Fred Hammond is back and the entire industry is buzzin’. When it comes to new music from this pioneer of the Black praise and worship experience, we’re practically insatiable. He is among a handful of gospel artists that the entire industry watches to receive instruction on how gospel music should now sound.
It’s been 3 years since his last release, but with this new offering, Love Unstoppable (due in stores on Tuesday, September 29th), Fred reminds us that he is still committed to making music that will enhance our praise and worship– both private and corporate. And he does so with the unmistakable stamp of excellence that we’ve come to expect of him.
The 15-track project opens with an intro featuring his son, Darius, praying, and his daughter, BreeAnn, singing a worship chant (the full version of which is featured later on the album). From there, the album jumps from zero to 60 with an instant praise team hit, “Awesome God.” Losing no momentum, Fred transitions into “Nobody Like You Lord,” a song with a “classic gospel” sound strong enough to have been a single itself.

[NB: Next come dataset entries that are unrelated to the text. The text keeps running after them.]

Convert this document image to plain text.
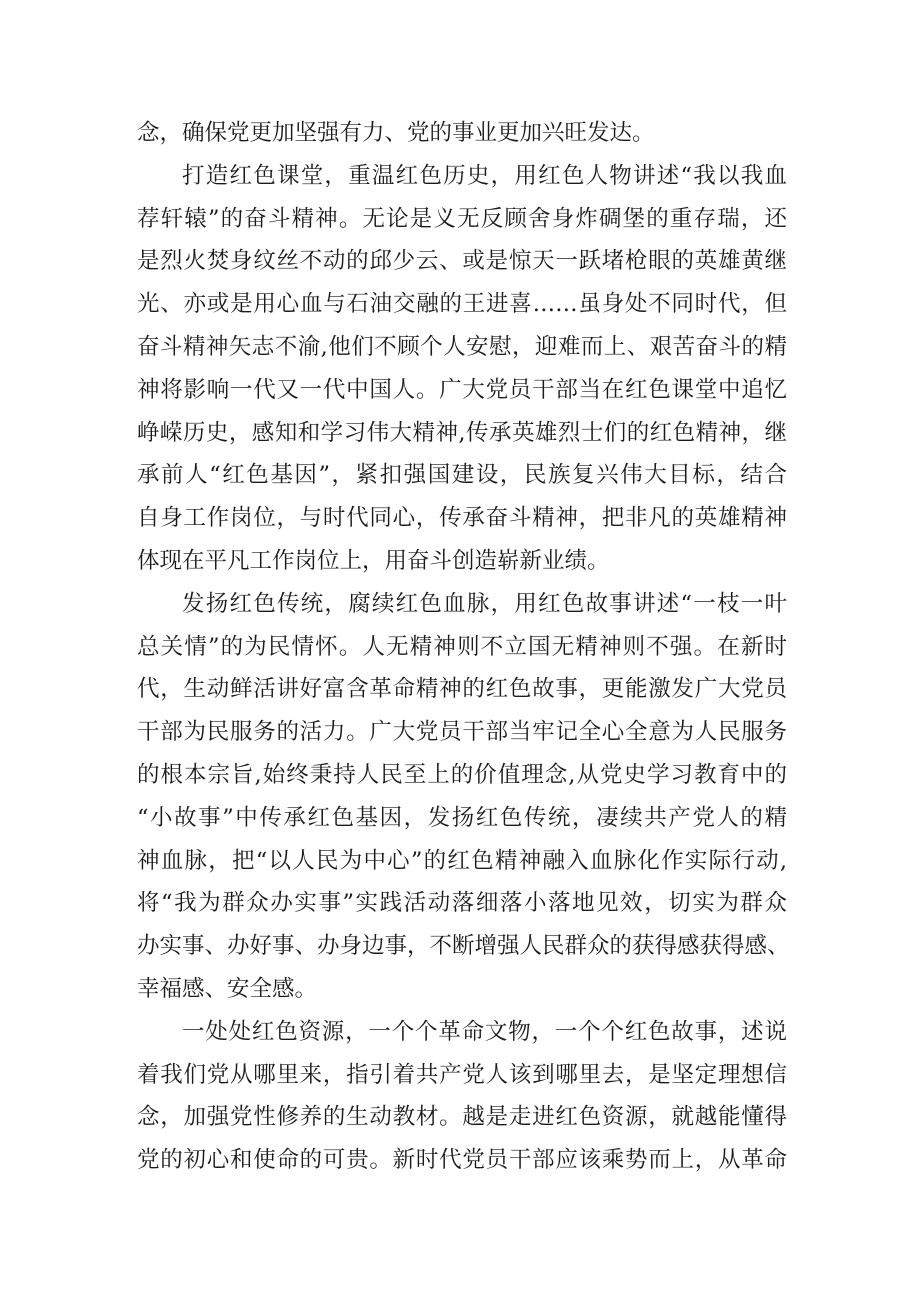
念，确保党更加坚强有力、党的事业更加兴旺发达。
打造红色课堂，重温红色历史，用红色人物讲述“我以我血
荐轩辕”的奋斗精神。无论是义无反顾舍身炸碉堡的重存瑞，还
是烈火焚身纹丝不动的邱少云、或是惊天一跃堵枪眼的英雄黄继
光、亦或是用心血与石油交融的王进喜……虽身处不同时代，但
奋斗精神矢志不渝,他们不顾个人安慰，迎难而上、艰苦奋斗的精
神将影响一代又一代中国人。广大党员干部当在红色课堂中追忆
峥嵘历史，感知和学习伟大精神,传承英雄烈士们的红色精神，继
承前人“红色基因”，紧扣强国建设，民族复兴伟大目标，结合
自身工作岗位，与时代同心，传承奋斗精神，把非凡的英雄精神
体现在平凡工作岗位上，用奋斗创造崭新业绩。
发扬红色传统，腐续红色血脉，用红色故事讲述“一枝一叶
总关情”的为民情怀。人无精神则不立国无精神则不强。在新时
代，生动鲜活讲好富含革命精神的红色故事，更能激发广大党员
干部为民服务的活力。广大党员干部当牢记全心全意为人民服务
的根本宗旨,始终秉持人民至上的价值理念,从党史学习教育中的
“小故事”中传承红色基因，发扬红色传统，凄续共产党人的精
神血脉，把“以人民为中心”的红色精神融入血脉化作实际行动,
将“我为群众办实事”实践活动落细落小落地见效，切实为群众
办实事、办好事、办身边事，不断增强人民群众的获得感获得感、
幸福感、安全感。
一处处红色资源，一个个革命文物，一个个红色故事，述说
着我们党从哪里来，指引着共产党人该到哪里去，是坚定理想信
念，加强党性修养的生动教材。越是走进红色资源，就越能懂得
党的初心和使命的可贵。新时代党员干部应该乘势而上，从革命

The album changes paces a bit, but only for a moment, with “Lost In You Again,” a rock-infused worship ballad with the melodic complexities that Fred does so well, and “Best Thing That Ever Happened,” before hitting listeners with “They That Wait,” the first radio single that turned heads months ago, featuring a driving vocal contribution from gospel favorite John P. Kee.

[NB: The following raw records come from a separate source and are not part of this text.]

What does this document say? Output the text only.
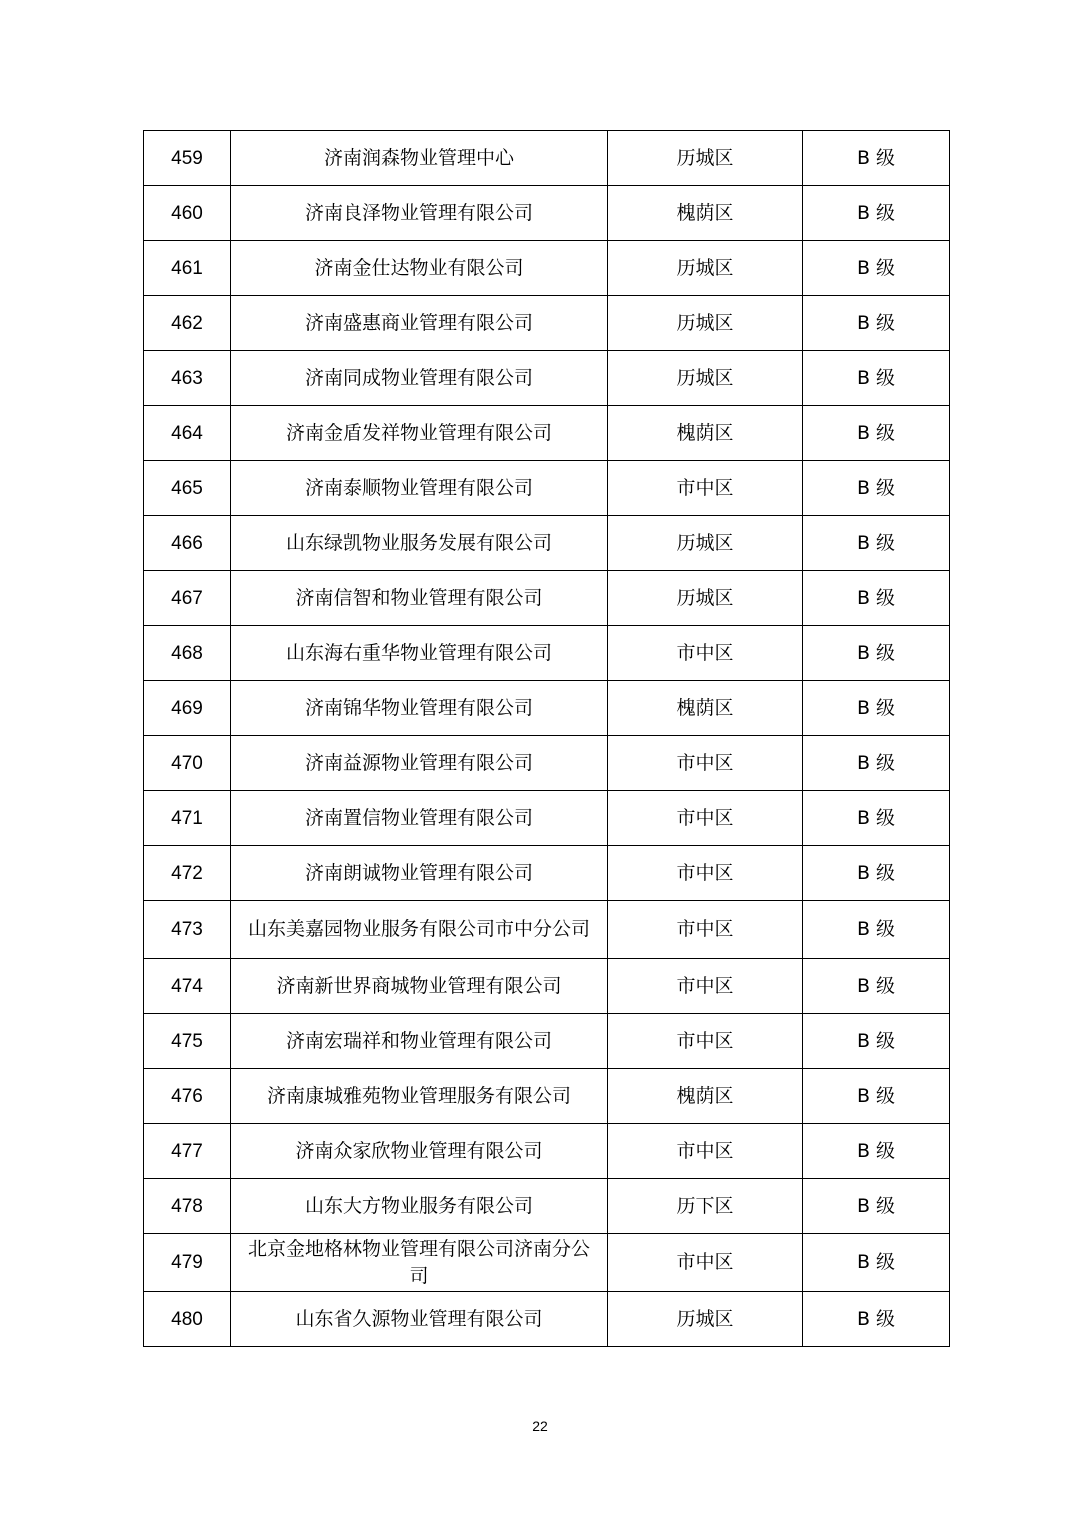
459	济南润森物业管理中心	历城区	B 级
460	济南良泽物业管理有限公司	槐荫区	B 级
461	济南金仕达物业有限公司	历城区	B 级
462	济南盛惠商业管理有限公司	历城区	B 级
463	济南同成物业管理有限公司	历城区	B 级
464	济南金盾发祥物业管理有限公司	槐荫区	B 级
465	济南泰顺物业管理有限公司	市中区	B 级
466	山东绿凯物业服务发展有限公司	历城区	B 级
467	济南信智和物业管理有限公司	历城区	B 级
468	山东海右重华物业管理有限公司	市中区	B 级
469	济南锦华物业管理有限公司	槐荫区	B 级
470	济南益源物业管理有限公司	市中区	B 级
471	济南置信物业管理有限公司	市中区	B 级
472	济南朗诚物业管理有限公司	市中区	B 级
473	山东美嘉园物业服务有限公司市中分公司	市中区	B 级
474	济南新世界商城物业管理有限公司	市中区	B 级
475	济南宏瑞祥和物业管理有限公司	市中区	B 级
476	济南康城雅苑物业管理服务有限公司	槐荫区	B 级
477	济南众家欣物业管理有限公司	市中区	B 级
478	山东大方物业服务有限公司	历下区	B 级
479	北京金地格林物业管理有限公司济南分公司	市中区	B 级
480	山东省久源物业管理有限公司	历城区	B 级
22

Listeners will also appreciate the fact that, on this project, Fred Hammond displays quite a bit of versatility– from “Find No Fault,” a Caribbean-influenced praise chant to “Thoughts Of Love,” a track with a melody and sound so authentically “jazz” that we can’t help be reminded of the depth of Fred’s musical ability. Other notable tracks on the album include: “Take My Hand,” a gritty and raw plea for God’s help set to an old skool R&B sound reminiscent of live sets with soulful crooners of the 1960’s; “I Know What He’s Done,” an impressive churchy praise song in the vein of his earlier hit “Jesus Be A Fence”; and “Thank You,” a simple, yet powerful worship chant sure to make the repertoires of praise teams across the nation.

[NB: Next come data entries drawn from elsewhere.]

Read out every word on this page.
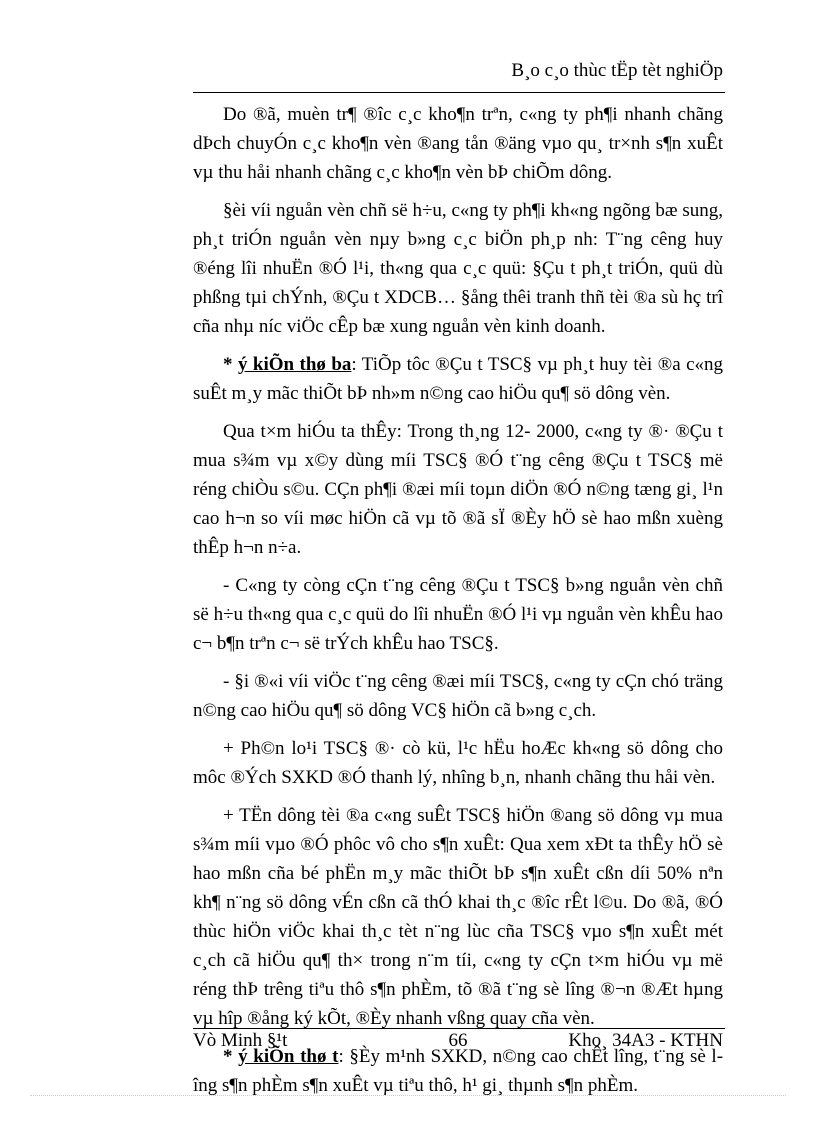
B¸o c¸o thùc tËp tèt nghiÖp

Do ®ã, muèn tr¶ ®îc c¸c kho¶n trªn, c«ng ty ph¶i nhanh chãng dÞch chuyÓn c¸c kho¶n vèn ®ang tån ®äng vµo qu¸ tr×nh s¶n xuÊt vµ thu håi nhanh chãng c¸c kho¶n vèn bÞ chiÕm dông.

§èi víi nguån vèn chñ së h÷u, c«ng ty ph¶i kh«ng ngõng bæ sung, ph¸t triÓn nguån vèn nµy b»ng c¸c biÖn ph¸p nh: T¨ng cêng huy ®éng lîi nhuËn ®Ó l¹i, th«ng qua c¸c quü: §Çu t ph¸t triÓn, quü dù phßng tµi chÝnh, ®Çu t XDCB… §ång thêi tranh thñ tèi ®a sù hç trî cña nhµ níc viÖc cÊp bæ xung nguån vèn kinh doanh.

* ý kiÕn thø ba: TiÕp tôc ®Çu t TSC§ vµ ph¸t huy tèi ®a c«ng suÊt m¸y mãc thiÕt bÞ nh»m n©ng cao hiÖu qu¶ sö dông vèn.

Qua t×m hiÓu ta thÊy: Trong th¸ng 12- 2000, c«ng ty ®· ®Çu t mua s¾m vµ x©y dùng míi TSC§ ®Ó t¨ng cêng ®Çu t TSC§ më réng chiÒu s©u. CÇn ph¶i ®æi míi toµn diÖn ®Ó n©ng tæng gi¸ l¹n cao h¬n so víi møc hiÖn cã vµ tõ ®ã sÏ ®Èy hÖ sè hao mßn xuèng thÊp h¬n n÷a.

- C«ng ty còng cÇn t¨ng cêng ®Çu t TSC§ b»ng nguån vèn chñ së h÷u th«ng qua c¸c quü do lîi nhuËn ®Ó l¹i vµ nguån vèn khÊu hao c¬ b¶n trªn c¬ së trÝch khÊu hao TSC§.

- §i ®«i víi viÖc t¨ng cêng ®æi míi TSC§, c«ng ty cÇn chó träng n©ng cao hiÖu qu¶ sö dông VC§ hiÖn cã b»ng c¸ch.

+ Ph©n lo¹i TSC§ ®· cò kü, l¹c hËu hoÆc kh«ng sö dông cho môc ®Ých SXKD ®Ó thanh lý, nhîng b¸n, nhanh chãng thu håi vèn.

+ TËn dông tèi ®a c«ng suÊt TSC§ hiÖn ®ang sö dông vµ mua s¾m míi vµo ®Ó phôc vô cho s¶n xuÊt: Qua xem xÐt ta thÊy hÖ sè hao mßn cña bé phËn m¸y mãc thiÕt bÞ s¶n xuÊt cßn díi 50% nªn kh¶ n¨ng sö dông vÉn cßn cã thÓ khai th¸c ®îc rÊt l©u. Do ®ã, ®Ó thùc hiÖn viÖc khai th¸c tèt n¨ng lùc cña TSC§ vµo s¶n xuÊt mét c¸ch cã hiÖu qu¶ th× trong n¨m tíi, c«ng ty cÇn t×m hiÓu vµ më réng thÞ trêng tiªu thô s¶n phÈm, tõ ®ã t¨ng sè lîng ®¬n ®Æt hµng vµ hîp ®ång ký kÕt, ®Èy nhanh vßng quay cña vèn.

* ý kiÕn thø t: §Èy m¹nh SXKD, n©ng cao chÊt lîng, t¨ng sè lîng s¶n phÈm s¶n xuÊt vµ tiªu thô, h¹ gi¸ thµnh s¶n phÈm.

Vò Minh §¹t	66	Kho¸ 34A3 - KTHN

Lyrically, the project’s theme is clear– there’s a pervasive and powerful love that Fred urges us to recognize (and rest in). My only concern is that, musically, the project doesn’t feel instantly cohesive. I definitely don’t mind the varied styles reflected in it, and it’s certainly not a deal-breaker by any means, but I’ll have to live with it a bit longer before it feels like “one album.” It will, though.
As an aside, people have questioned whether Fred is making music like he used to. If we consider his Inner Court or Pages Of Life: Chapters I and II albums, it would be hard to ignore the breadth of those albums’ significance in the landscape of contemporary gospel music at that time. But perhaps we’ve set the bar higher than one could ever reach and, for good measure, unfairly tacked on a bit of nostalgia to his earlier works. In light of that, could he ever top those projects? Maybe.
Either way, I encourage you to take a moment to strip away some of your expectations and longings for “the old Fred.” In doing so, you’ll see that, musically and lyrically, this project is one of the best we’ve seen in the 2009 calendar year. In my opinion, it still goes without saying that anything from Fred Hammond needs to be added to your music collection. And quickly.